The Meter You Couldn’t See

The real grievance is the hidden gauge

Limits are defensible. Compute is finite and the heaviest users genuinely strain it. What is not defensible is running a meter the customer is not allowed to read. Anthropic never disclosed the actual quota structure, so users reverse-engineered an eight-bucket system and shipped ClaudeMeter to see what their own subscription was doing. The most-upvoted “fix” on the forums was teaching Claude to answer like a caveman to spend 75% fewer tokens. When your customers are building telemetry you withhold and cosplaying as cavemen to afford the plan they already pay for, the product is the opacity.

This is also why the lawsuit is more dangerous than the usual SaaS grumble. Vague promises (“unlimited,” “blazing fast”) are hard to litigate. But “5x” and “20x” are numbers. They are comparative, quantifiable, and testable against delivered usage. If discovery shows the multiplier never matched the meter, the false-advertising theory has something most consumer suits never get: arithmetic.

What This Isn’t

I want the cynicism bounded by the facts:

  • One suit, not a movement. Kahn is a single putative class action, not yet certified. No FTC, no state AG, no EU. It may settle quietly or die on the pleadings, and the breach-of-contract claim is weak because the terms of service reserve the right to change limits.
  • The scarcity was real, not invented. This wasn’t pure greed. Demand genuinely outran compute, and when Anthropic landed the SpaceX Colossus deal in May 2026, it raised limits and dropped peak throttling almost overnight - retroactively confirming the constraint had been real all along.
  • They did, eventually, admit it. The April postmortem and the May limit increases are real accountability, late as they were. The sin was the silence, not the ceiling.

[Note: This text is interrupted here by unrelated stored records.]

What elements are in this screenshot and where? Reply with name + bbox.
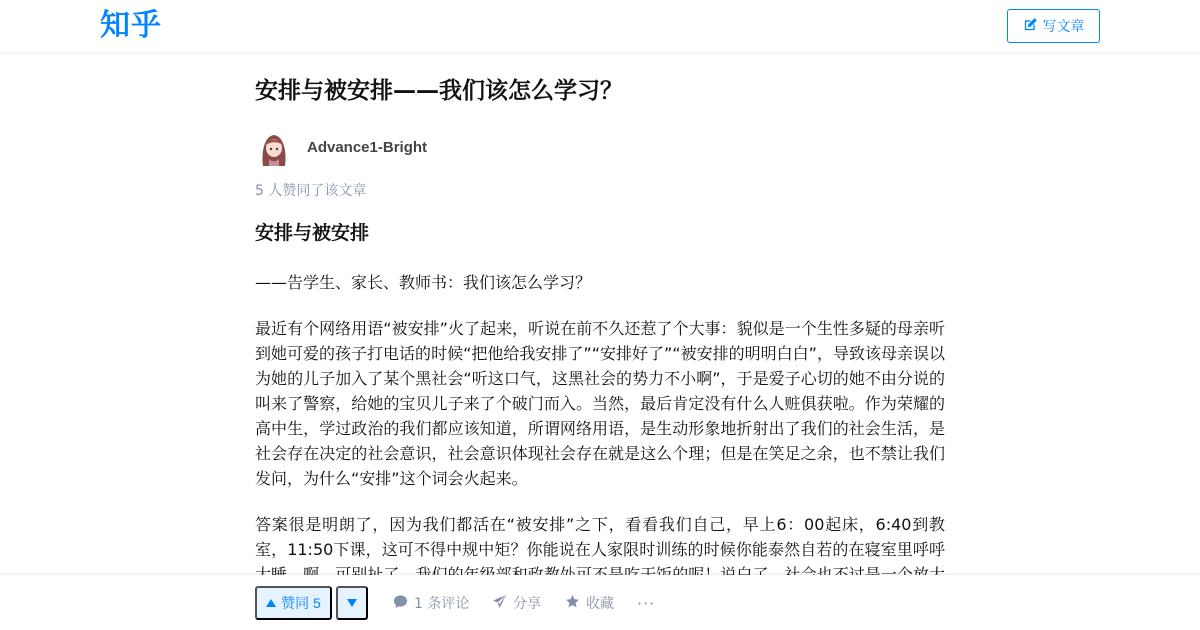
vote-up-label: 赞同 5 (281, 595, 321, 611)
star-icon (565, 594, 580, 613)
author-info (255, 128, 427, 166)
article-title: 安排与被安排——我们该怎么学习？ (255, 78, 623, 104)
comments-button[interactable] (393, 586, 469, 620)
collect-button[interactable] (565, 586, 614, 620)
vote-down-button[interactable] (336, 586, 368, 620)
author-name[interactable]: Advance1-Bright (307, 138, 428, 156)
share-button[interactable] (492, 586, 541, 620)
caret-down-icon (347, 596, 357, 611)
collect-label: 收藏 (586, 596, 614, 612)
paragraph: ——告学生、家长、教师书：我们该怎么学习？ (255, 273, 592, 292)
write-article-label: 写文章 (1042, 18, 1085, 34)
paper-plane-icon (492, 594, 507, 613)
more-button[interactable] (637, 586, 655, 620)
comments-label: 1 条评论 (414, 596, 470, 612)
likes-note: 5 人赞同了该文章 (255, 183, 367, 199)
section-heading: 安排与被安排 (255, 222, 370, 244)
paragraph: 最近有个网络用语“被安排”火了起来，听说在前不久还惹了个大事：貌似是一个生性多疑的母亲听到她可爱的孩子打电话的时候“把他给我安排了”“安排好了”“被安排的明明白白”，导致该母亲误以为她的儿子加入了某个黑社会“听这口气，这黑社会的势力不小啊”，于是爱子心切的她不由分说的叫来了警察，给她的宝贝儿子来了个破门而入。当然，最后肯定没有什么人赃俱获啦。作为荣耀的高中生，学过政治的我们都应该知道，所谓网络用语，是生动形象地折射出了我们的社会生活，是社会存在决定的社会意识，社会意识体现社会存在就是这么个理；但是在笑足之余，也不禁让我们发问，为什么“安排”这个词会火起来。 (255, 319, 945, 488)
top-bar (0, 0, 1200, 52)
zhihu-logo[interactable]: 知乎 (100, 8, 162, 43)
comment-bubble-icon (393, 594, 408, 613)
pencil-square-icon (1023, 17, 1038, 35)
vote-up-button[interactable] (255, 586, 332, 620)
action-bar (0, 575, 1200, 630)
caret-up-icon (266, 595, 276, 611)
ellipsis-icon: ··· (637, 593, 656, 613)
write-article-button[interactable] (1007, 9, 1100, 43)
share-label: 分享 (513, 596, 541, 612)
author-avatar[interactable] (255, 128, 293, 166)
paragraph: 答案很是明朗了，因为我们都活在“被安排”之下，看看我们自己，早上6：00起床，6:40到教室，11:50下课，这可不得中规中矩？你能说在人家限时训练的时候你能泰然自若的在寝室里呼呼 (255, 515, 945, 559)
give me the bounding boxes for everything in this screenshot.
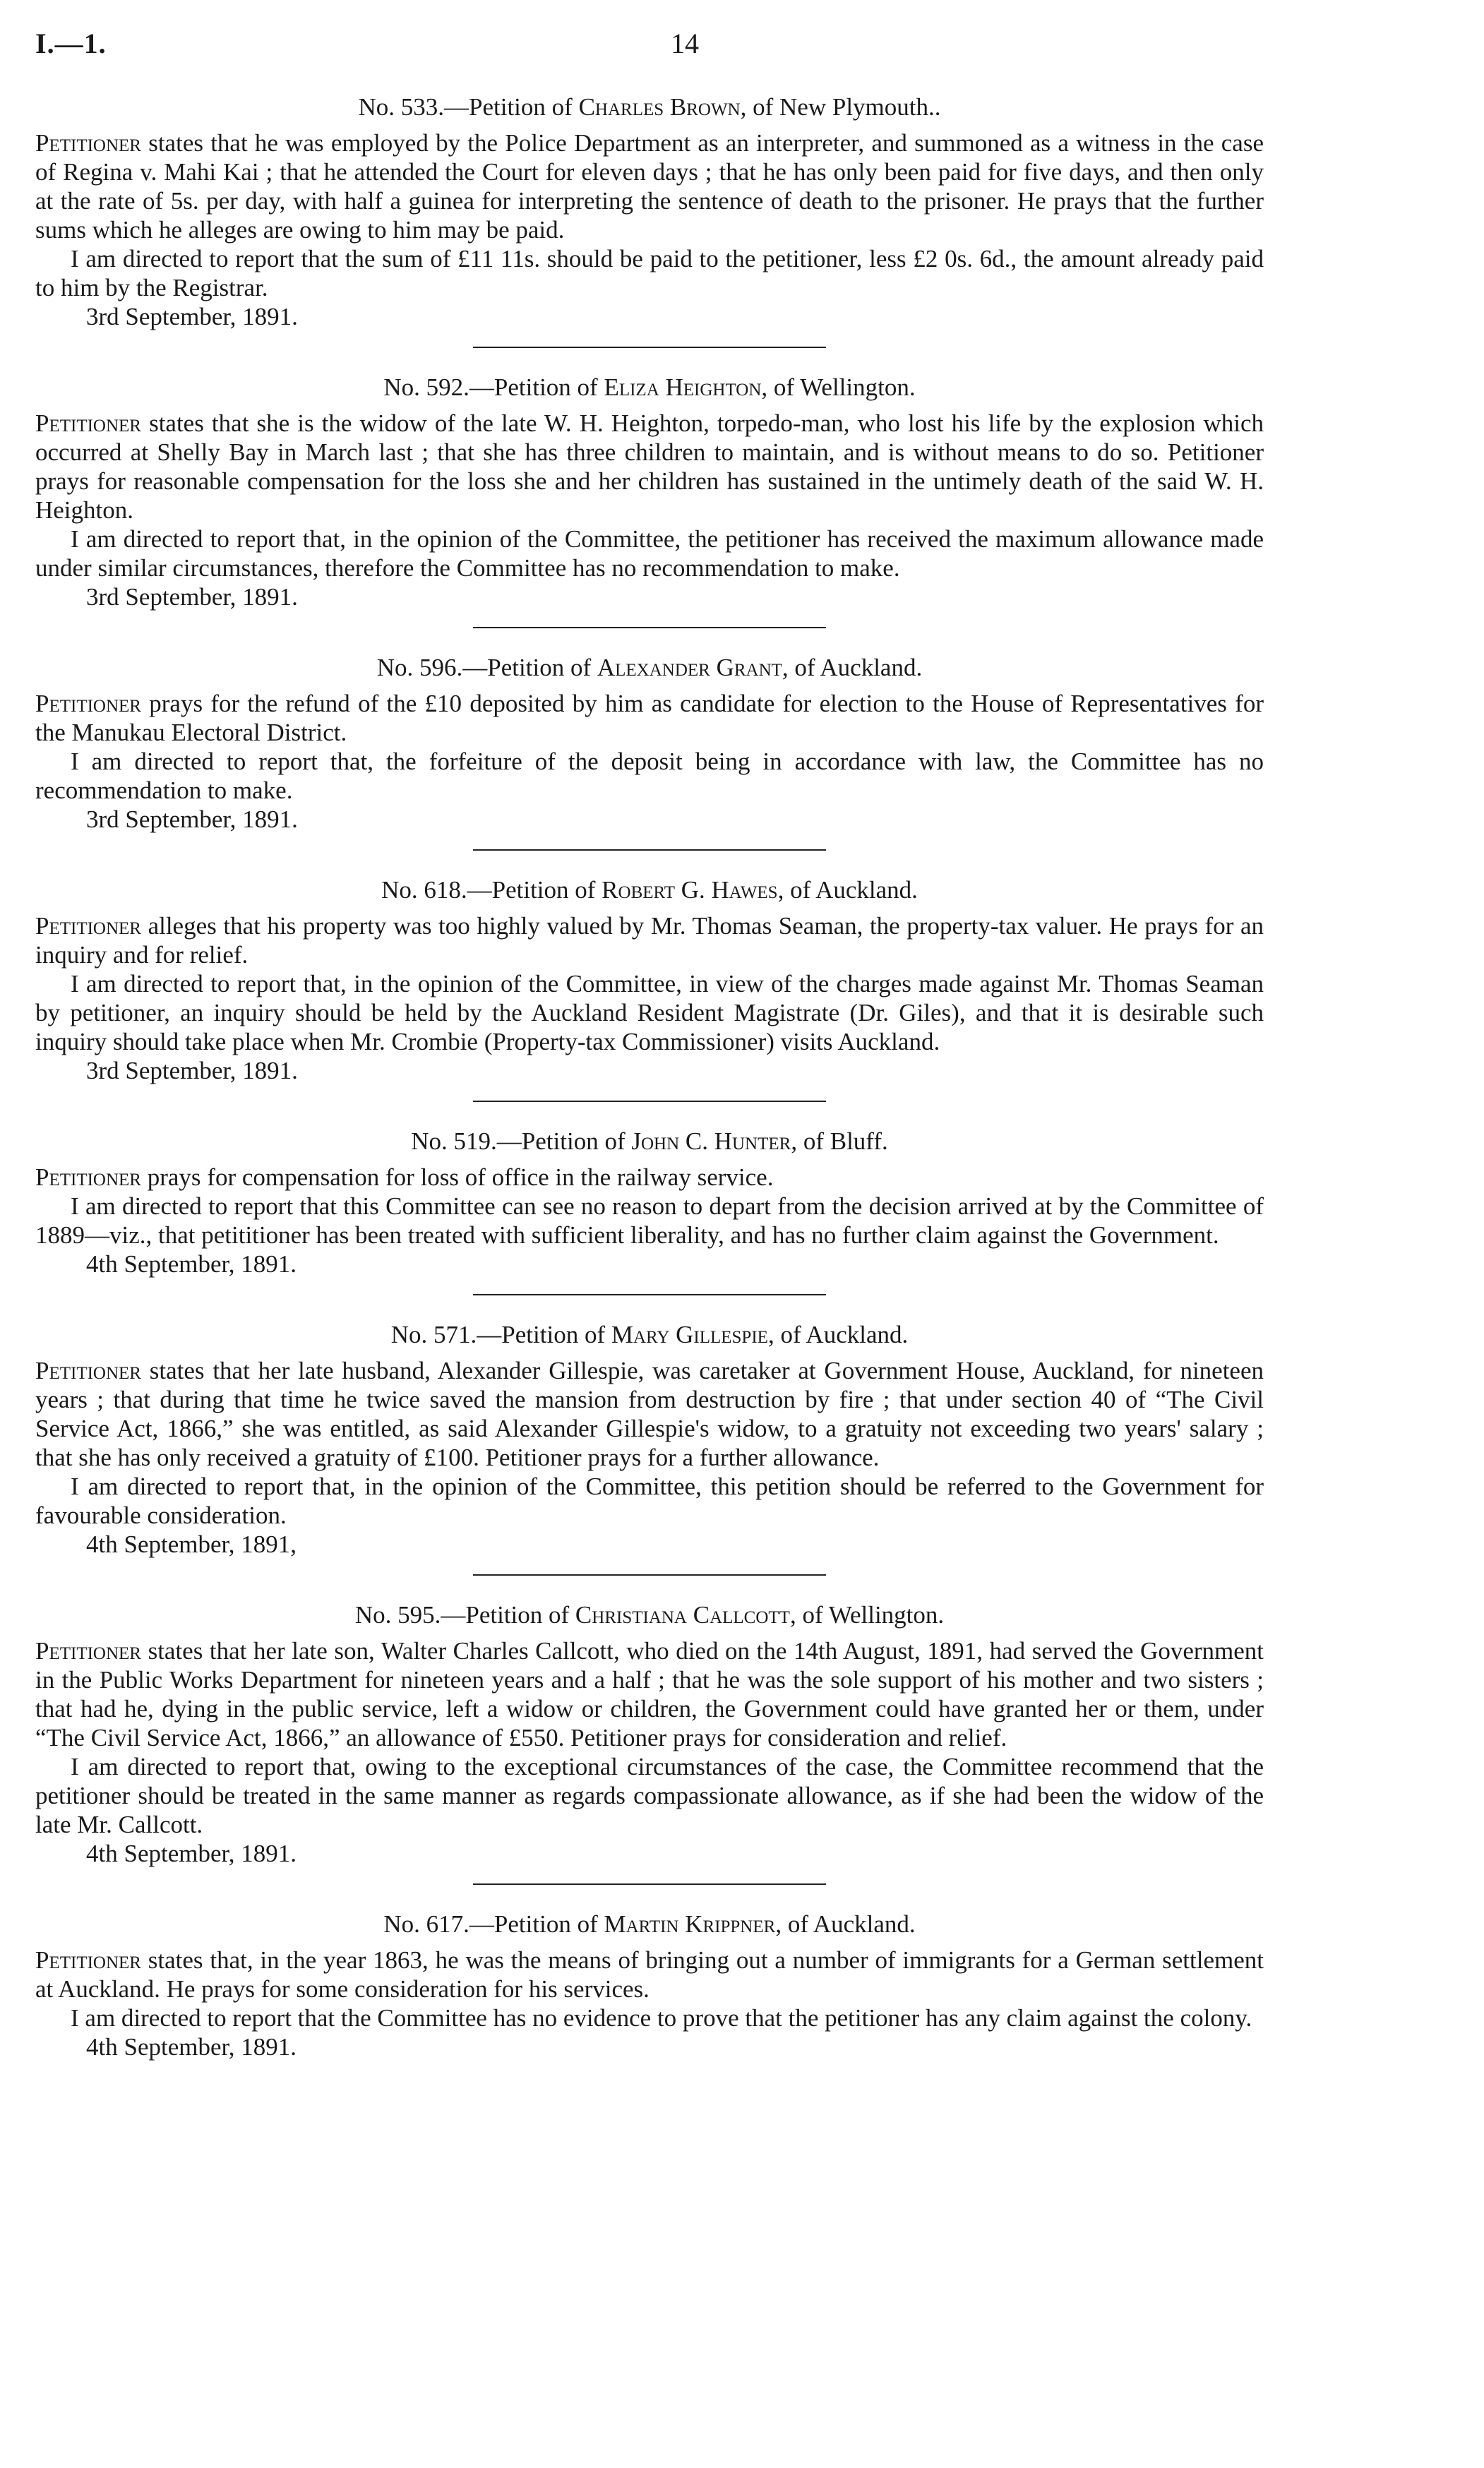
section-divider (473, 1574, 826, 1576)
petition-title: No. 617.—Petition of Martin Krippner, of Auckland. (383, 1910, 916, 1938)
petitions-list (35, 92, 1264, 2061)
section-divider (473, 1883, 826, 1885)
petition-statement: Petitioner states that her late son, Walter Charles Callcott, who died on the 14th August, 1891, had served the Government in the Public Works Department for nineteen years and a half ; that he was the sole support of his mother and two sisters ; that had he, dying in the public service, left a widow or children, the Government could have granted her or them, under “The Civil Service Act, 1866,” an allowance of £550. Petitioner prays for consideration and relief. (35, 1637, 1264, 1751)
petitioner-name: Christiana Callcott (575, 1601, 790, 1629)
petition-entry (35, 372, 1264, 628)
petition-title: No. 618.—Petition of Robert G. Hawes, of Auckland. (381, 876, 918, 904)
petition-entry (35, 1600, 1264, 1885)
committee-report: I am directed to report that, in the opinion of the Committee, this petition should be referred to the Government for favourable consideration. (35, 1473, 1264, 1529)
petition-statement: Petitioner states that her late husband, Alexander Gillespie, was caretaker at Government House, Auckland, for nineteen years ; that during that time he twice saved the mansion from destruction by fire ; that under section 40 of “The Civil Service Act, 1866,” she was entitled, as said Alexander Gillespie's widow, to a gratuity not exceeding two years' salary ; that she has only received a gratuity of £100. Petitioner prays for a further allowance. (35, 1357, 1264, 1471)
report-date: 4th September, 1891. (86, 1840, 297, 1867)
section-divider (473, 347, 826, 348)
petition-entry (35, 92, 1264, 348)
section-divider (473, 849, 826, 851)
petition-entry (35, 875, 1264, 1102)
petitioner-name: Robert G. Hawes (602, 876, 778, 904)
petitioner-name: John C. Hunter (631, 1127, 791, 1155)
committee-report: I am directed to report that the Committee has no evidence to prove that the petitioner has any claim against the colony. (71, 2004, 1252, 2032)
committee-report: I am directed to report that, in the opinion of the Committee, in view of the charges made against Mr. Thomas Seaman by petitioner, an inquiry should be held by the Auckland Resident Magistrate (Dr. Giles), and that it is desirable such inquiry should take place when Mr. Crombie (Property-tax Commissioner) visits Auckland. (35, 970, 1264, 1055)
petition-statement: Petitioner states that, in the year 1863, he was the means of bringing out a number of immigrants for a German settlement at Auckland. He prays for some consideration for his services. (35, 1946, 1264, 2003)
report-date: 3rd September, 1891. (86, 1057, 298, 1084)
page-header (35, 27, 1449, 69)
report-date: 3rd September, 1891. (86, 303, 298, 330)
petition-statement: Petitioner states that he was employed by the Police Department as an interpreter, and summoned as a witness in the case of Regina v. Mahi Kai ; that he attended the Court for eleven days ; that he has only been paid for five days, and then only at the rate of 5s. per day, with half a guinea for interpreting the sentence of death to the prisoner. He prays that the further sums which he alleges are owing to him may be paid. (35, 129, 1264, 244)
petition-statement: Petitioner prays for compensation for loss of office in the railway service. (35, 1163, 774, 1191)
petition-title: No. 592.—Petition of Eliza Heighton, of Wellington. (383, 373, 916, 401)
committee-report: I am directed to report that, the forfeiture of the deposit being in accordance with law, the Committee has no recommendation to make. (35, 748, 1264, 804)
petition-entry (35, 1909, 1264, 2061)
page-number: 14 (671, 28, 699, 59)
petition-title: No. 596.—Petition of Alexander Grant, of Auckland. (376, 654, 923, 681)
petition-entry (35, 1319, 1264, 1576)
report-date: 3rd September, 1891. (86, 583, 298, 611)
section-divider (473, 1101, 826, 1102)
petitioner-name: Eliza Heighton (604, 373, 762, 401)
petitioner-name: Alexander Grant (597, 654, 782, 681)
petition-statement: Petitioner prays for the refund of the £10 deposited by him as candidate for election to the House of Representatives for the Manukau Electoral District. (35, 690, 1264, 746)
committee-report: I am directed to report that this Committee can see no reason to depart from the decision arrived at by the Committee of 1889—viz., that petititioner has been treated with sufficient liberality, and has no further claim against the Government. (35, 1192, 1264, 1249)
report-date: 4th September, 1891. (86, 2033, 297, 2061)
section-divider (473, 1294, 826, 1295)
petition-entry (35, 652, 1264, 851)
committee-report: I am directed to report that, owing to the exceptional circumstances of the case, the Committee recommend that the petitioner should be treated in the same manner as regards compassionate allowance, as if she had been the widow of the late Mr. Callcott. (35, 1753, 1264, 1838)
petition-title: No. 533.—Petition of Charles Brown, of New Plymouth.. (358, 93, 941, 121)
report-date: 4th September, 1891, (86, 1530, 297, 1558)
petition-title: No. 519.—Petition of John C. Hunter, of Bluff. (411, 1127, 888, 1155)
petitioner-name: Charles Brown (578, 93, 741, 121)
petition-title: No. 571.—Petition of Mary Gillespie, of Auckland. (390, 1321, 909, 1348)
report-date: 4th September, 1891. (86, 1250, 297, 1278)
report-date: 3rd September, 1891. (86, 805, 298, 833)
petition-statement: Petitioner states that she is the widow of the late W. H. Heighton, torpedo-man, who lost his life by the explosion which occurred at Shelly Bay in March last ; that she has three children to maintain, and is without means to do so. Petitioner prays for reasonable compensation for the loss she and her children has sustained in the untimely death of the said W. H. Heighton. (35, 409, 1264, 524)
petitioner-name: Martin Krippner (604, 1910, 776, 1938)
committee-report: I am directed to report that, in the opinion of the Committee, the petitioner has received the maximum allowance made under similar circumstances, therefore the Committee has no recommendation to make. (35, 525, 1264, 582)
committee-report: I am directed to report that the sum of £11 11s. should be paid to the petitioner, less £2 0s. 6d., the amount already paid to him by the Registrar. (35, 245, 1264, 301)
petition-statement: Petitioner alleges that his property was too highly valued by Mr. Thomas Seaman, the property-tax valuer. He prays for an inquiry and for relief. (35, 912, 1264, 969)
petition-title: No. 595.—Petition of Christiana Callcott, of Wellington. (354, 1601, 945, 1629)
document-reference: I.—1. (35, 28, 107, 59)
petitioner-name: Mary Gillespie (611, 1321, 768, 1348)
petition-entry (35, 1126, 1264, 1295)
section-divider (473, 627, 826, 628)
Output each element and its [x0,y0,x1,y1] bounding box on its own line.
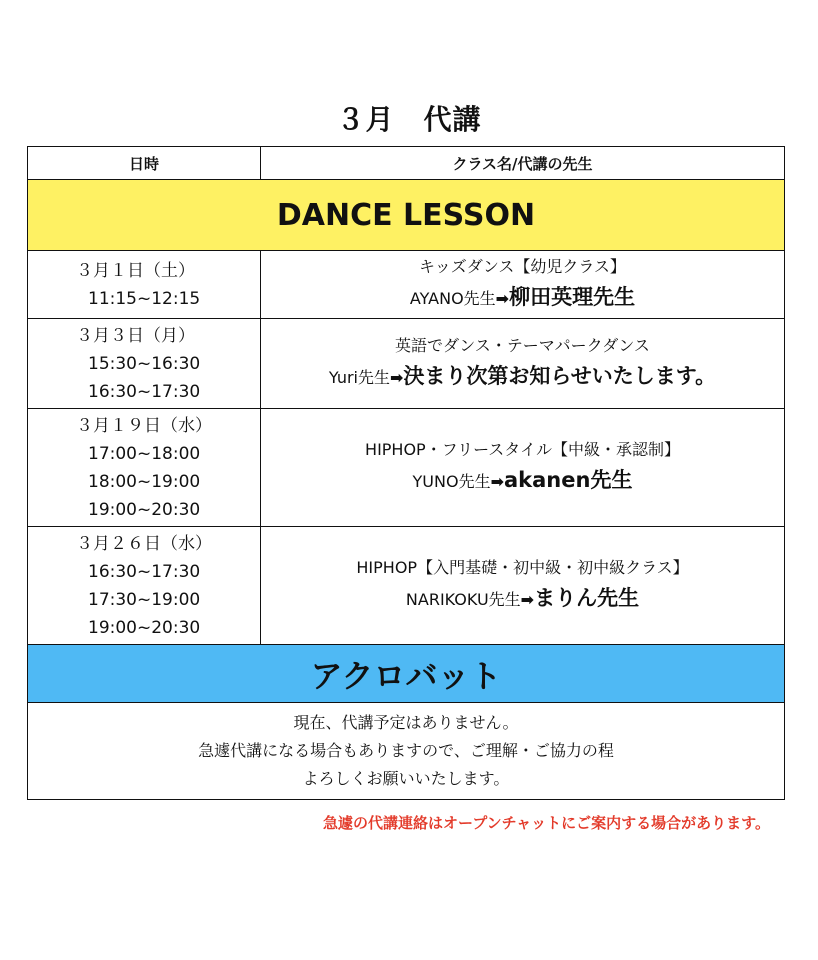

The Lawsuit Already Won Something

Kahn v. Anthropic might not survive a motion to dismiss. The class might never get certified. But it has already done the one thing ten months of forum threads could not: it put “show us the meter” in front of a judge. The undisclosed buckets, the silent reweightings, the gap between “20x” and what 20x actually bought - those are now discovery requests, not Reddit speculation.

You felt the walls move. Now Anthropic has to explain, under oath, whether they did. That was never in your head.